Sosialisasi Peredaran Obat Hewan
Kegiatan Sosialiasi Peredaran Obat Hewan telah dilaksanakan pada Rabu dan Kamis tanggal 7-8 Juni 2023 bertempat di Aula Rumah Potong Hewan Giwangan dengan peserta hari pertama adalah dokter hewan praktik dan peserta hari kedua adalah pelaku usaha pengecer obat hewan (petshop dan poultry shop) . Narasumber pada acara tersebut yaitu drh. Hariyah, M.P.H dan drh. Agung Ludiro dari Dinas Pertanian dan Ketahanan Pangan Provinsi DIY dengan materi Regulasi Peredaran Obat Hewan. Narasumber dari Fakultas Kedokteran Hewan yaitu drh. Aria Ika Septana, M.V.P.H dengan materi Penyimpanan dan Aplikasi Penggunaan Obat Hewan dan drh. Antasiswa W. R., M.Sc dengan materi Penggolongan Obat Hewan dan Penyimpanannya. Sedangkan dari BBVet Wates drh. Tri Widayati, M.Sc dengan materi Antimikrobial Resisten pada Peternakan.
Pada hari pertama para peserta nampak antusias saat mendengarkan materi yang disampaikan oleh ketiga narasumber. drh. Hariyah, M.P.H menyampaikan bahwasanya obat hewan yang beredar di Yogyakarta sedianya harus terdaftar dan unit usaha yang menjual atau mendistribusikannya memiliki izin. Pemateri kedua drh. Aria Ika Septana, M.V.P.H menyampaikan tentang penyimpanan dan aplikasi penggunaan obat hewan. Obat hewan harus disimpan sesuai dengan bentuk sediaan, jenis, suhu penyimpanan masing- masing obat, kestabilan, serta ketahanan terhadap cahaya. Pemateri ketiga drh. Tri Widayati, M.Sc memberikan ulasan mengenai bahayanya antimikrobial resisten pada peternakan karena pemberian obat-obatan terutama antibiotik yang berlebihan dapat menjadikan bakteri, virus dan parasit lainnya menjadi kebal dan tidak lagi merespons obat yang diberikan sehingga saat terjangkit penyakit akan lebih sulit diobati.

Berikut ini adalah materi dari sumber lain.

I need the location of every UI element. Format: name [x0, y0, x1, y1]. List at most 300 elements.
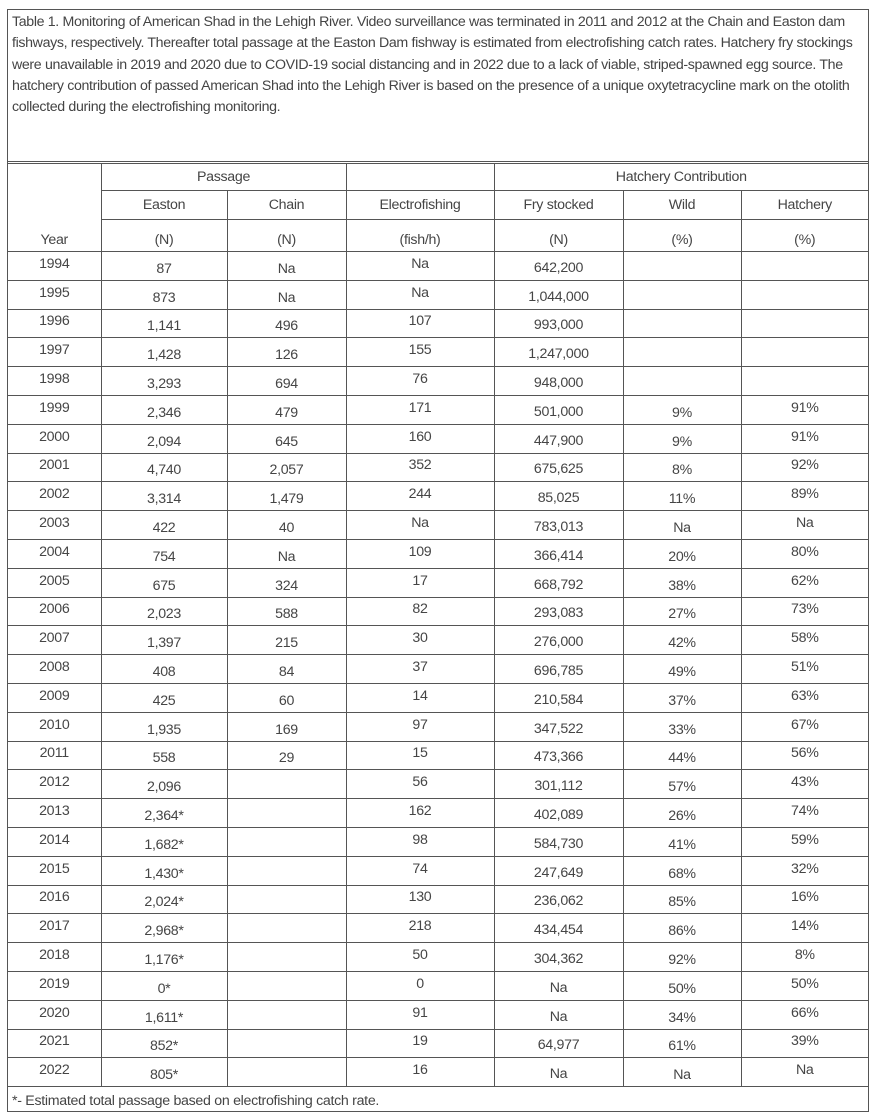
cell-electrofishing [346, 971, 494, 1000]
table-row [8, 568, 868, 597]
cell-value: 1998 [39, 371, 70, 388]
cell-value: Na [549, 979, 568, 996]
cell-chain [227, 1029, 346, 1058]
cell-value: 85,025 [537, 490, 580, 507]
cell-value: Na [795, 515, 814, 532]
table-row [8, 367, 868, 396]
cell-electrofishing [346, 252, 494, 281]
cell-value: 37 [412, 659, 428, 676]
cell-year [8, 943, 101, 972]
cell-value: Na [795, 1062, 814, 1079]
cell-hatchery-pct [741, 712, 868, 741]
cell-value: 1,428 [146, 347, 181, 364]
cell-value: 2,057 [269, 462, 304, 479]
cell-hatchery-pct [741, 971, 868, 1000]
cell-electrofishing [346, 597, 494, 626]
cell-wild-pct [623, 885, 741, 914]
cell-year [8, 741, 101, 770]
cell-value: 76 [412, 371, 428, 388]
cell-hatchery-pct [741, 280, 868, 309]
cell-year [8, 482, 101, 511]
cell-hatchery-pct [741, 770, 868, 799]
cell-wild-pct [623, 626, 741, 655]
cell-value: 32% [791, 860, 819, 877]
cell-value: 56% [791, 745, 819, 762]
cell-value: 89% [791, 486, 819, 503]
cell-value: 0 [416, 975, 424, 992]
cell-value: Na [673, 1067, 691, 1084]
cell-wild-pct [623, 511, 741, 540]
cell-hatchery-pct [741, 482, 868, 511]
cell-easton [101, 799, 227, 828]
cell-value: 1994 [39, 255, 70, 272]
cell-value: 91% [791, 428, 819, 445]
cell-value: 2010 [39, 716, 70, 733]
cell-value: 2006 [39, 601, 70, 618]
cell-value: 2003 [39, 515, 70, 532]
cell-chain [227, 971, 346, 1000]
cell-value: 1,044,000 [528, 288, 589, 305]
header-wild: Wild [623, 191, 741, 220]
cell-easton [101, 914, 227, 943]
table-row [8, 1000, 868, 1029]
cell-value: 44% [668, 750, 696, 767]
cell-value: 2021 [39, 1033, 70, 1050]
table-row [8, 741, 868, 770]
cell-value: 86% [668, 923, 696, 940]
cell-value: Na [277, 289, 296, 306]
cell-value: 92% [668, 952, 696, 969]
cell-easton [101, 597, 227, 626]
cell-fry-stocked [494, 1058, 623, 1087]
table-row [8, 971, 868, 1000]
cell-value: 276,000 [533, 634, 584, 651]
cell-value: 805* [150, 1067, 178, 1084]
cell-electrofishing [346, 309, 494, 338]
cell-fry-stocked [494, 539, 623, 568]
table-row [8, 770, 868, 799]
table-row [8, 712, 868, 741]
cell-value: 1997 [39, 342, 70, 359]
table-row [8, 626, 868, 655]
cell-value: 2,024* [144, 894, 184, 911]
cell-value: 50% [791, 975, 819, 992]
cell-hatchery-pct [741, 1058, 868, 1087]
cell-value: 948,000 [533, 375, 584, 392]
cell-value: 1,247,000 [528, 346, 589, 363]
cell-hatchery-pct [741, 453, 868, 482]
cell-value: 16% [791, 889, 819, 906]
cell-value: 501,000 [533, 403, 584, 420]
cell-value: Na [277, 260, 296, 277]
cell-hatchery-pct [741, 943, 868, 972]
cell-value: 40 [278, 520, 295, 537]
cell-value: 2014 [39, 831, 70, 848]
cell-value: 2015 [39, 860, 70, 877]
cell-value: 218 [408, 918, 432, 935]
cell-hatchery-pct [741, 511, 868, 540]
cell-value: 352 [408, 457, 432, 474]
cell-electrofishing [346, 395, 494, 424]
cell-fry-stocked [494, 943, 623, 972]
cell-value: Na [549, 1008, 568, 1025]
cell-value: Na [673, 520, 691, 537]
cell-year [8, 1000, 101, 1029]
cell-easton [101, 827, 227, 856]
table-row [8, 827, 868, 856]
cell-wild-pct [623, 971, 741, 1000]
cell-value: 402,089 [533, 807, 584, 824]
cell-value: 2022 [39, 1062, 70, 1079]
cell-fry-stocked [494, 971, 623, 1000]
cell-electrofishing [346, 539, 494, 568]
cell-fry-stocked [494, 885, 623, 914]
cell-value: 668,792 [533, 576, 584, 593]
cell-value: 675 [152, 577, 176, 594]
cell-value: 1995 [39, 284, 70, 301]
cell-year [8, 712, 101, 741]
table-row [8, 395, 868, 424]
cell-easton [101, 741, 227, 770]
cell-value: 63% [791, 687, 819, 704]
cell-wild-pct [623, 252, 741, 281]
cell-value: 14 [412, 687, 428, 704]
cell-wild-pct [623, 1058, 741, 1087]
header-group-hatchery-contribution: Hatchery Contribution [494, 164, 868, 191]
cell-year [8, 511, 101, 540]
unit-fry-stocked: (N) [494, 220, 623, 252]
cell-value: 2017 [39, 918, 70, 935]
cell-hatchery-pct [741, 799, 868, 828]
cell-value: 588 [275, 606, 298, 623]
cell-year [8, 827, 101, 856]
cell-value: 2,346 [146, 404, 181, 421]
cell-chain [227, 252, 346, 281]
cell-value: 51% [791, 659, 819, 676]
cell-fry-stocked [494, 252, 623, 281]
cell-fry-stocked [494, 799, 623, 828]
cell-easton [101, 338, 227, 367]
table-frame [7, 9, 869, 1112]
cell-value: 324 [275, 577, 298, 594]
cell-fry-stocked [494, 914, 623, 943]
table-row [8, 511, 868, 540]
cell-year [8, 309, 101, 338]
cell-value: 87 [156, 260, 172, 277]
cell-easton [101, 712, 227, 741]
cell-wild-pct [623, 770, 741, 799]
cell-value: 160 [408, 428, 432, 445]
cell-value: 20% [668, 548, 696, 565]
cell-fry-stocked [494, 424, 623, 453]
cell-value: 247,649 [533, 864, 584, 881]
cell-year [8, 597, 101, 626]
cell-year [8, 1058, 101, 1087]
cell-easton [101, 770, 227, 799]
cell-value: 34% [668, 1009, 696, 1026]
table-row [8, 914, 868, 943]
cell-chain [227, 827, 346, 856]
cell-chain [227, 424, 346, 453]
cell-easton [101, 280, 227, 309]
cell-hatchery-pct [741, 1000, 868, 1029]
cell-value: 60 [278, 692, 295, 709]
cell-chain [227, 568, 346, 597]
cell-easton [101, 252, 227, 281]
cell-fry-stocked [494, 568, 623, 597]
cell-value: 82 [412, 601, 428, 618]
cell-easton [101, 626, 227, 655]
table-row [8, 453, 868, 482]
cell-chain [227, 453, 346, 482]
cell-year [8, 539, 101, 568]
cell-wild-pct [623, 395, 741, 424]
cell-value: 2001 [39, 457, 70, 474]
cell-easton [101, 856, 227, 885]
table-row [8, 597, 868, 626]
footnote: *- Estimated total passage based on electrofishing catch rate. [8, 1087, 868, 1116]
cell-hatchery-pct [741, 741, 868, 770]
cell-electrofishing [346, 712, 494, 741]
cell-easton [101, 424, 227, 453]
cell-value: 80% [791, 543, 819, 560]
cell-electrofishing [346, 799, 494, 828]
header-easton: Easton [101, 191, 227, 220]
cell-electrofishing [346, 914, 494, 943]
cell-value: 293,083 [533, 605, 584, 622]
cell-fry-stocked [494, 626, 623, 655]
cell-value: 91% [791, 399, 819, 416]
cell-electrofishing [346, 626, 494, 655]
cell-fry-stocked [494, 482, 623, 511]
cell-year [8, 424, 101, 453]
cell-value: 37% [668, 692, 696, 709]
cell-value: 50% [668, 980, 696, 997]
cell-fry-stocked [494, 597, 623, 626]
table-row [8, 424, 868, 453]
table-row [8, 539, 868, 568]
cell-electrofishing [346, 827, 494, 856]
cell-hatchery-pct [741, 885, 868, 914]
cell-value: 1,682* [144, 836, 184, 853]
cell-year [8, 280, 101, 309]
unit-electrofishing: (fish/h) [346, 220, 494, 252]
cell-year [8, 971, 101, 1000]
cell-value: 33% [668, 721, 696, 738]
cell-wild-pct [623, 309, 741, 338]
cell-value: 1,611* [144, 1009, 184, 1026]
header-chain: Chain [227, 191, 346, 220]
cell-value: 2,094 [146, 433, 181, 450]
cell-hatchery-pct [741, 597, 868, 626]
cell-chain [227, 770, 346, 799]
cell-value: 366,414 [533, 547, 584, 564]
cell-value: 1,430* [144, 865, 184, 882]
table-row [8, 655, 868, 684]
cell-value: 85% [668, 894, 696, 911]
cell-value: 696,785 [533, 663, 584, 680]
cell-easton [101, 511, 227, 540]
cell-electrofishing [346, 280, 494, 309]
cell-value: 301,112 [534, 778, 583, 795]
cell-chain [227, 338, 346, 367]
cell-value: 9% [672, 404, 692, 421]
cell-value: 84 [278, 664, 295, 681]
cell-value: 4,740 [146, 462, 181, 479]
cell-value: 215 [275, 635, 298, 652]
cell-value: 67% [791, 716, 819, 733]
cell-value: 59% [791, 831, 819, 848]
cell-wild-pct [623, 568, 741, 597]
cell-value: 92% [791, 457, 819, 474]
cell-easton [101, 885, 227, 914]
cell-value: 210,584 [533, 691, 584, 708]
cell-fry-stocked [494, 338, 623, 367]
cell-value: 16 [412, 1062, 428, 1079]
cell-wild-pct [623, 683, 741, 712]
cell-wild-pct [623, 827, 741, 856]
cell-value: 8% [672, 462, 692, 479]
cell-value: 2011 [39, 745, 69, 762]
cell-chain [227, 280, 346, 309]
cell-year [8, 252, 101, 281]
cell-value: 1,935 [146, 721, 181, 738]
cell-value: 2016 [39, 889, 70, 906]
cell-wild-pct [623, 539, 741, 568]
cell-year [8, 395, 101, 424]
shad-monitoring-table [8, 163, 868, 1115]
cell-value: 14% [791, 918, 819, 935]
cell-wild-pct [623, 280, 741, 309]
cell-year [8, 770, 101, 799]
header-year: Year [8, 164, 101, 252]
cell-easton [101, 655, 227, 684]
cell-easton [101, 943, 227, 972]
cell-value: 0* [157, 980, 171, 997]
table-row [8, 799, 868, 828]
cell-year [8, 914, 101, 943]
cell-fry-stocked [494, 1029, 623, 1058]
cell-value: 171 [408, 399, 432, 416]
cell-hatchery-pct [741, 568, 868, 597]
cell-fry-stocked [494, 741, 623, 770]
cell-easton [101, 482, 227, 511]
cell-value: 425 [152, 692, 176, 709]
cell-chain [227, 712, 346, 741]
cell-value: 1,397 [146, 635, 181, 652]
cell-easton [101, 1000, 227, 1029]
cell-value: 62% [791, 572, 819, 589]
cell-easton [101, 683, 227, 712]
cell-chain [227, 626, 346, 655]
cell-value: 2019 [39, 975, 70, 992]
cell-value: 57% [668, 779, 696, 796]
cell-electrofishing [346, 683, 494, 712]
cell-value: 694 [275, 376, 298, 393]
cell-chain [227, 683, 346, 712]
header-hatchery: Hatchery [741, 191, 868, 220]
cell-value: 66% [791, 1004, 819, 1021]
cell-hatchery-pct [741, 1029, 868, 1058]
cell-year [8, 338, 101, 367]
table-row [8, 482, 868, 511]
unit-wild: (%) [623, 220, 741, 252]
cell-value: 107 [408, 313, 432, 330]
cell-value: 2020 [39, 1004, 70, 1021]
cell-value: 2008 [39, 659, 70, 676]
cell-value: 347,522 [533, 720, 584, 737]
cell-chain [227, 482, 346, 511]
cell-value: 2002 [39, 486, 70, 503]
cell-value: 30 [412, 630, 428, 647]
cell-easton [101, 1058, 227, 1087]
cell-hatchery-pct [741, 367, 868, 396]
cell-value: 754 [152, 548, 176, 565]
cell-easton [101, 453, 227, 482]
header-units-row [8, 220, 868, 252]
cell-wild-pct [623, 943, 741, 972]
cell-fry-stocked [494, 280, 623, 309]
cell-value: 584,730 [533, 835, 584, 852]
cell-easton [101, 539, 227, 568]
cell-wild-pct [623, 424, 741, 453]
cell-fry-stocked [494, 453, 623, 482]
cell-easton [101, 1029, 227, 1058]
cell-electrofishing [346, 424, 494, 453]
cell-value: 2,364* [144, 808, 184, 825]
cell-electrofishing [346, 741, 494, 770]
cell-wild-pct [623, 482, 741, 511]
cell-electrofishing [346, 943, 494, 972]
cell-value: 29 [278, 750, 295, 767]
cell-year [8, 655, 101, 684]
cell-hatchery-pct [741, 424, 868, 453]
cell-year [8, 626, 101, 655]
cell-wild-pct [623, 914, 741, 943]
cell-wild-pct [623, 597, 741, 626]
cell-chain [227, 1000, 346, 1029]
cell-fry-stocked [494, 827, 623, 856]
table-row [8, 1029, 868, 1058]
cell-wild-pct [623, 367, 741, 396]
cell-value: 73% [791, 601, 819, 618]
cell-value: 64,977 [537, 1037, 580, 1054]
cell-chain [227, 309, 346, 338]
cell-wild-pct [623, 655, 741, 684]
cell-value: Na [277, 548, 296, 565]
cell-wild-pct [623, 741, 741, 770]
cell-value: 2,023 [146, 606, 181, 623]
cell-value: 39% [791, 1033, 819, 1050]
cell-value: 2009 [39, 687, 70, 704]
table-row [8, 943, 868, 972]
cell-electrofishing [346, 1058, 494, 1087]
cell-chain [227, 914, 346, 943]
cell-value: 408 [152, 664, 176, 681]
cell-chain [227, 943, 346, 972]
cell-value: 8% [794, 947, 815, 964]
cell-value: 852* [150, 1038, 178, 1055]
cell-electrofishing [346, 338, 494, 367]
cell-value: 3,293 [146, 376, 181, 393]
cell-year [8, 885, 101, 914]
table-row [8, 885, 868, 914]
cell-hatchery-pct [741, 827, 868, 856]
cell-chain [227, 741, 346, 770]
cell-value: 2013 [39, 803, 70, 820]
cell-chain [227, 1058, 346, 1087]
cell-wild-pct [623, 1000, 741, 1029]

Pada hari kedua drh. Agung Ludiro menyampaikan bahwa masih banyaknya obat hewan yang beredar tanpa ijin dan peran Dinas terkait sangat diperlukan terutama dalam pengawasan peredaran antibiotik. drh. Antasiswa W. R., M.Sc dalam materinya menyampaikan setiap obat dengan berbagai bentuk sediaan mempunyai cara penyimpanannya sendiri-sendiri, penyimpanan yang tidak tepat sangat berpengaruh terhadap efektifitas obat tersebut saat diberikan ke ternak. Penataan obat harus dipisahkan dari alat kesehatan lainnya dan obat ditempatkan di rak, kulkas, atau frezer sesuai dengan jenisnya. Sedangkan drh. Tri Widayati, M.Sc menyampaikan bahwa peredaran antimikroba yang sulit dikendalikan dan peternak yang mengobati ternaknya secara mandiri menjadi salah satu penyebab resistensi pada hewan ternak.
Kegiatan ini diharapkan dapat meningkatkan pemahaman pada kolega Dokter Hewan dan Pelaku Usaha Pengecer Obat Hewan tentang regulasi peredaran obat hewan sehingga dalam menjalankan praktik pelayanan Medik Veteriner maupun penjualan obat hewan sesuai dengan peraturan perundangan yang berlaku.